GEAR UP SWV works to start conversation about colleges, careers with middle school students
RALEIGH COUNTY, W.Va. (WVVA) - This week, 22 schools across five southern West Virginia districts are joining hundreds of institutions across the country in celebrating National GEAR UP Week. GEAR UP (Gaining Early Awareness and Readiness for Undergraduate Programs) is an initiative that uses federal grant funds to work to increase the number of students pursuing higher education after high school.
The five days between September 25 and September 29 are about recognizing the great work that students have already achieved while looking ahead to the milestones that they have yet to accomplish on their journeys to success.
“GEAR UP Southern West Virginia and GEAR UP the program nationally helps to prepare students for post-secondary education,” explained Jessica Lilly, Communications Manager for GEAR UP SWV. “We help them to believe and realize that they can achieve their dreams if that means going to college or, you know, attending training and whatever that means after high school.”
Sarah Milam is the Raleigh County Coordinator for the GEAR UPSWV program. She tells WVVA that this idea of getting students prepared for their future can’t come soon enough.
“In middle school, we want them to start thinking about what they want to do, but with the GEAR UP Southern West Virginia program, we can let them experience the opportunities so they’re not just thinking about what they want to do, they’re actually getting to experience it and really understand, I guess, different career options.”

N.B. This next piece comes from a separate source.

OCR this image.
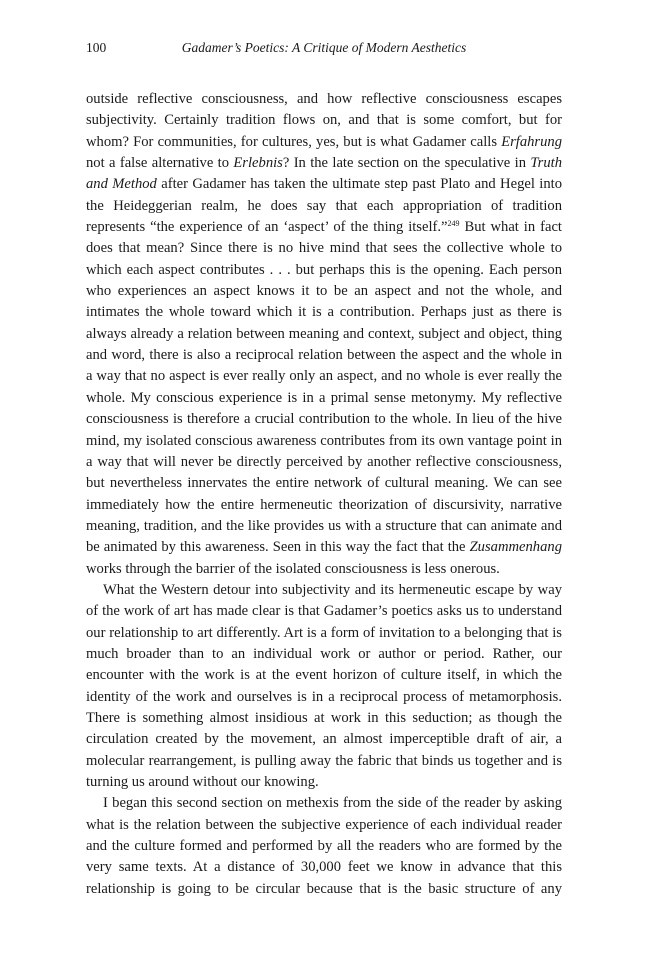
100	Gadamer’s Poetics: A Critique of Modern Aesthetics

outside reflective consciousness, and how reflective consciousness escapes subjectivity. Certainly tradition flows on, and that is some comfort, but for whom? For communities, for cultures, yes, but is what Gadamer calls Erfahrung not a false alternative to Erlebnis? In the late section on the speculative in Truth and Method after Gadamer has taken the ultimate step past Plato and Hegel into the Heideggerian realm, he does say that each appropriation of tradition represents “the experience of an ‘aspect’ of the thing itself.”$^{249}$ But what in fact does that mean? Since there is no hive mind that sees the collective whole to which each aspect contributes . . . but perhaps this is the opening. Each person who experiences an aspect knows it to be an aspect and not the whole, and intimates the whole toward which it is a contribution. Perhaps just as there is always already a relation between meaning and context, subject and object, thing and word, there is also a reciprocal relation between the aspect and the whole in a way that no aspect is ever really only an aspect, and no whole is ever really the whole. My conscious experience is in a primal sense metonymy. My reflective consciousness is therefore a crucial contribution to the whole. In lieu of the hive mind, my isolated conscious awareness contributes from its own vantage point in a way that will never be directly perceived by another reflective consciousness, but nevertheless innervates the entire network of cultural meaning. We can see immediately how the entire hermeneutic theorization of discursivity, narrative meaning, tradition, and the like provides us with a structure that can animate and be animated by this awareness. Seen in this way the fact that the Zusammenhang works through the barrier of the isolated consciousness is less onerous.

What the Western detour into subjectivity and its hermeneutic escape by way of the work of art has made clear is that Gadamer’s poetics asks us to understand our relationship to art differently. Art is a form of invitation to a belonging that is much broader than to an individual work or author or period. Rather, our encounter with the work is at the event horizon of culture itself, in which the identity of the work and ourselves is in a reciprocal process of metamorphosis. There is something almost insidious at work in this seduction; as though the circulation created by the movement, an almost imperceptible draft of air, a molecular rearrangement, is pulling away the fabric that binds us together and is turning us around without our knowing.

I began this second section on methexis from the side of the reader by asking what is the relation between the subjective experience of each individual reader and the culture formed and performed by all the readers who are formed by the very same texts. At a distance of 30,000 feet we know in advance that this relationship is going to be circular because that is the basic structure of any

As part of her position, Milam will be working with current seventh and eighth graders across the county and following their progress up until their high school graduation. Throughout that time, she will be helping them advance in their studies, assisting them in applying for financial aid and scholarships, and even taking them on college campus tours- all in an effort to lessen the stresses that come with choosing a career path.

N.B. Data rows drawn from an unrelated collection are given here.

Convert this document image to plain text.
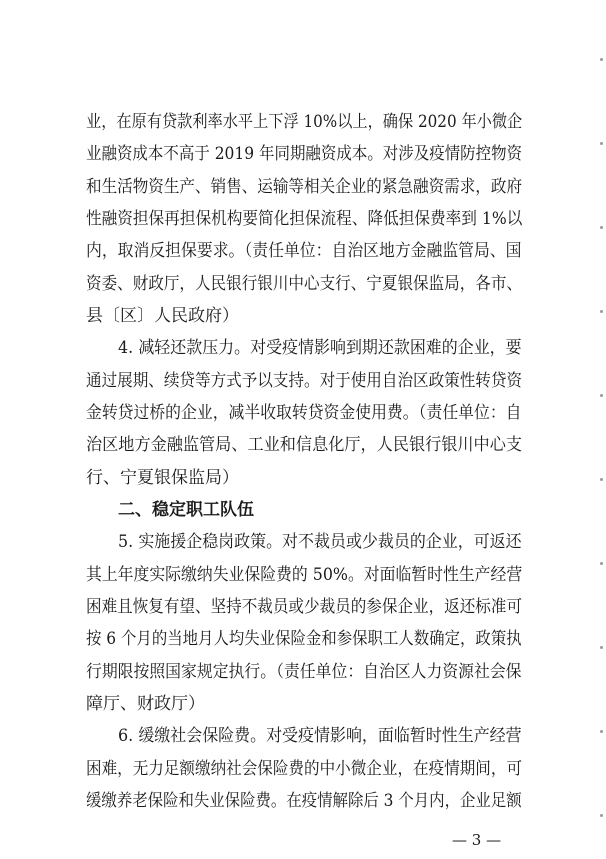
业，在原有贷款利率水平上下浮 10%以上，确保 2020 年小微企
业融资成本不高于 2019 年同期融资成本。对涉及疫情防控物资
和生活物资生产、销售、运输等相关企业的紧急融资需求，政府
性融资担保再担保机构要简化担保流程、降低担保费率到 1%以
内，取消反担保要求。（责任单位：自治区地方金融监管局、国
资委、财政厅，人民银行银川中心支行、宁夏银保监局，各市、
县〔区〕人民政府）
4. 减轻还款压力。对受疫情影响到期还款困难的企业，要
通过展期、续贷等方式予以支持。对于使用自治区政策性转贷资
金转贷过桥的企业，减半收取转贷资金使用费。（责任单位：自
治区地方金融监管局、工业和信息化厅，人民银行银川中心支
行、宁夏银保监局）
二、稳定职工队伍
5. 实施援企稳岗政策。对不裁员或少裁员的企业，可返还
其上年度实际缴纳失业保险费的 50%。对面临暂时性生产经营
困难且恢复有望、坚持不裁员或少裁员的参保企业，返还标准可
按 6 个月的当地月人均失业保险金和参保职工人数确定，政策执
行期限按照国家规定执行。（责任单位：自治区人力资源社会保
障厅、财政厅）
6. 缓缴社会保险费。对受疫情影响，面临暂时性生产经营
困难，无力足额缴纳社会保险费的中小微企业，在疫情期间，可
缓缴养老保险和失业保险费。在疫情解除后 3 个月内，企业足额
— 3 —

“Studies are showing, you know, that the sooner that we can get them thinking about the next step in their career, the more then we can be a support system to them, then the more likely that they are to, you know, go on with those plans.”
Milam says Raleigh County middle schools are using National GEAR UP week as a kickoff for their local program, and at Independence Middle School, they’re doing it in style with a spirit week. On Tuesday, the students wore tie-dye to show that effort is tied to success.
Students and parents can get a further explanation of the GEAR UP initiative in Raleigh County during a meet and greet set for Wednesday, October 4, to answer any questions about how the program will be impacting and helping local students. This meeting is for all seventh and eighth graders in Raleigh County.